I always hated that horizontal styling for the author panel. It always drives away the continuity of the discussion. I don't need the name of every post author popping out, and that large badges are terrible.


----------



## jacobg830 (Apr 15, 2015)

Currently the quick reply box is right aligned making typing horrible.

You would think they would test any major changes before making the live on such a active website.


----------



## Clouvider-Dom (Apr 15, 2015)

Quite frankly I don't really like this new design. Looks as ugly as the previous one and is even less functional...


----------



## nixstats (Apr 16, 2015)

I agree it doesn't look good. That previous layout was so old, people don't like change. If you change it after such a long time you better do it right. 

I don't think they've spend a lot of time on this. When you're not logged out for example the login box looks really bad. Any front end developer would maybe need a few days to make this look sooo much better.


----------



## Mayers (Apr 16, 2015)

Any major upgrade will have some issues but it just seems like it was kinda rushed.


----------



## Francisco (Apr 16, 2015)

Mayers said:


> Any major upgrade will have some issues but it just seems like it was kinda rushed.


I don't have premium or corporate so I can't check but supposedly they broke the keywords/etc section.

I get the feeling the new owners rushed to modernize it, ignoring all the development time/features that are there.

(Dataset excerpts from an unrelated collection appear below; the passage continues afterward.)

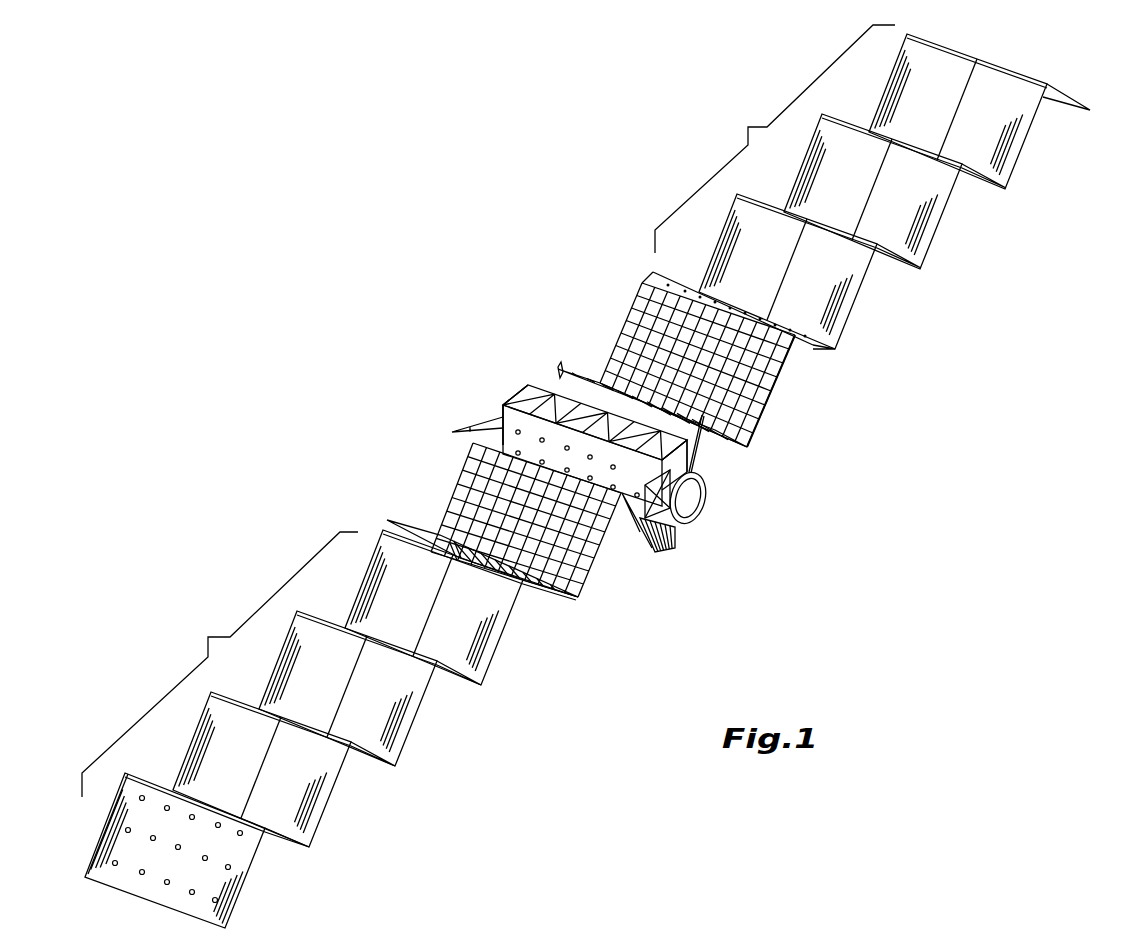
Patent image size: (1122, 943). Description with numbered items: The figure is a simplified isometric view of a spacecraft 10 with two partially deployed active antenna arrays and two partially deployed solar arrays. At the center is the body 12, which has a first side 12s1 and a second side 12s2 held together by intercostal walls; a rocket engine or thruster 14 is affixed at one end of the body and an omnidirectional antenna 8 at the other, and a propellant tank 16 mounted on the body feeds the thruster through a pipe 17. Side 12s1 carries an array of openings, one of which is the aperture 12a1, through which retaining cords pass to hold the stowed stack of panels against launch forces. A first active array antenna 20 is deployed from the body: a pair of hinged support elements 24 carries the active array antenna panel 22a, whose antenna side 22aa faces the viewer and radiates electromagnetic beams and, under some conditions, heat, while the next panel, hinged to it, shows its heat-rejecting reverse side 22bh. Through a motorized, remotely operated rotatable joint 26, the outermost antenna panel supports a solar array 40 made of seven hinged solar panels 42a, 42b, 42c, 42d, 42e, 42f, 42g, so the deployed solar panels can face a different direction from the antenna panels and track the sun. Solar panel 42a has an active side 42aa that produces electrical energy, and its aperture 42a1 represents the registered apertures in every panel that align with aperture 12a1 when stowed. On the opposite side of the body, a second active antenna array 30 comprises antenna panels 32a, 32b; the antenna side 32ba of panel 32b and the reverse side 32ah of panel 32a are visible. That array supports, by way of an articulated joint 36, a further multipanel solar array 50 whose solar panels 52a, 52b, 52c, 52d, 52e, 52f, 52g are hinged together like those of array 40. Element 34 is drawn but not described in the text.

The omnidirectional antenna 8 is at (462, 430).
The spacecraft 10 is at (817, 577).
The body 12 is at (582, 467).
The aperture 12a1 is at (514, 431).
The first side 12s1 is at (496, 422).
The second side 12s2 is at (505, 400).
The thruster 14 is at (702, 498).
The propellant tank 16 is at (622, 438).
The pipe 17 is at (665, 450).
The first active array antenna 20 is at (408, 460).
The active array antenna panel 22a is at (585, 580).
The antenna side 22aa is at (458, 490).
The reverse side 22bh is at (543, 588).
The support element 24 is at (633, 537).
The rotatable joint 26 is at (458, 557).
The second active antenna array 30 is at (572, 318).
The active antenna array panel 32a is at (737, 446).
The reverse side 32ah is at (727, 447).
The active antenna array panel 32b is at (757, 407).
The antenna side 32ba is at (645, 305).
The hinge 34 is at (556, 370).
The articulated joint 36 is at (714, 300).
The solar array 40 is at (210, 637).
The solar panel 42a is at (233, 905).
The aperture 42a1 is at (142, 792).
The active side 42aa is at (118, 810).
The solar panel 42b is at (292, 843).
The solar panel 42c is at (325, 832).
The solar panel 42d is at (372, 762).
The solar panel 42e is at (410, 745).
The solar panel 42f is at (453, 682).
The solar panel 42g is at (490, 671).
The multipanel solar array 50 is at (746, 123).
The solar panel 52a is at (1090, 111).
The solar panel 52b is at (1010, 183).
The solar panel 52c is at (985, 190).
The solar panel 52d is at (926, 258).
The solar panel 52e is at (904, 262).
The solar panel 52f is at (840, 340).
The solar panel 52g is at (822, 352).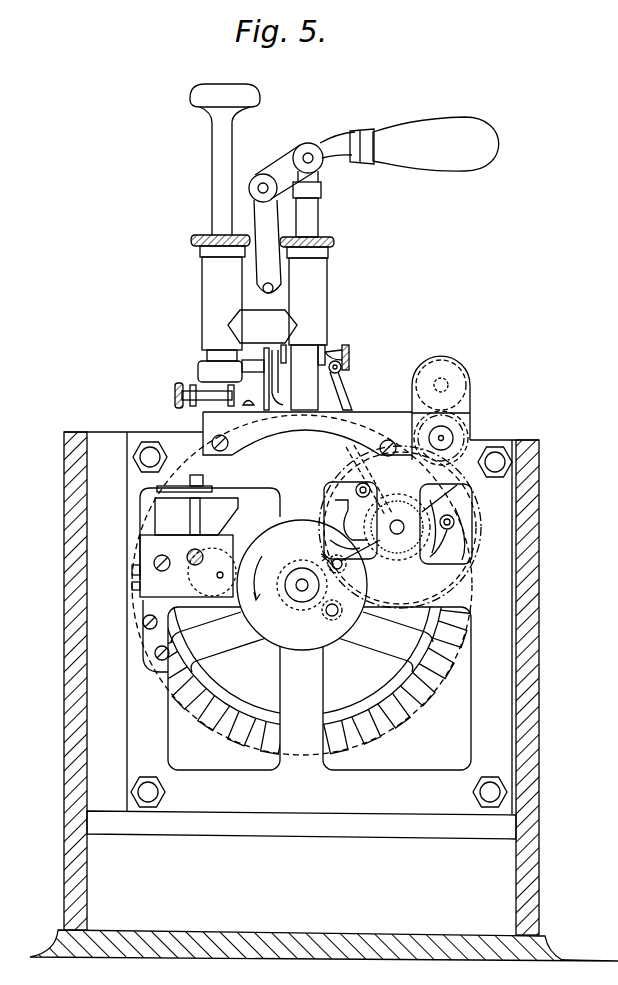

I just can't think of much reason to jump to vb4 when they should've gone to XenForo if anything.

Hell, why didn't they just pull the skin off http://www.freewebhostingtalk.com/and use it on the new install?

Boggles the mind.

Francisco


----------



## DomainBop (Apr 16, 2015)

> Penton Media 2014 Financial Summary Revenue $371MM EBITDA $137MM % Margin 37% Capital Expenditures $13MM


...all that money, and yet they can't afford to hire a designer who can handle a simple task like making sure the thread titles aren't mutilated on the new posts page --> http://www.webhostingtalk.com/search.php?do=getnew&contenttype=vBForum_Post...sighs


----------



## Clouvider-Dom (Apr 17, 2015)

Up until yesterday for some reason I WYSWIG editor was set to write right to left... This is fixed now.

Despite we have Corporate Membership, the shortened time between posts is not working... 

Many fixes yet to come .


----------



## Mayers (Apr 17, 2015)

Alright they really screwed this one up big time. I can't even reply over there using firefox, had to use Opera.

They didn't take anytime at all plan this upgrade the right way. I've been running forums for over 10 years now and never damn near brought a site down to it's knees. They should have invited the corp. members to beat the crap out the test install site before upgrading a site that large.



DomainBop said:


> ...all that money, and yet they can't afford to hire a designer who can handle a simple task like making sure the thread titles aren't mutilated on the new posts page --> http://www.webhostingtalk.com/search.php?do=getnew&contenttype=vBForum_Post...sighs



Yeah Penton reminds me of Internet Brands (owners of vBulletin). They want all the money but won't spend it on getting things done right. Although even Internet Brands hasn't upgraded about 98% of their forums to vB4 and have no plans to .

For a company like Penton how hard is it to hire a designer for about $500 - $600 to come up with a better skin for the forum?


----------



## drmike (Apr 17, 2015)

Mayers said:


> Yeah Penton reminds me of Internet Brands (owners of vBulletin). They want all the money but won't spend it on getting things done right. Although even Internet Brands hasn't upgraded about 98% of their forums to vB4 and have no plans to .
> 
> For a company like Penton how hard is it to hire a designer for about $500 - $600 to come up with a better skin for the forum?


Penton is a gigantic brand - BILLIONS income.  They have quite a big staff across companies.  Surely they have capabilities in-house.

The WHT upgrade to me feels like Penton pushed it out.


----------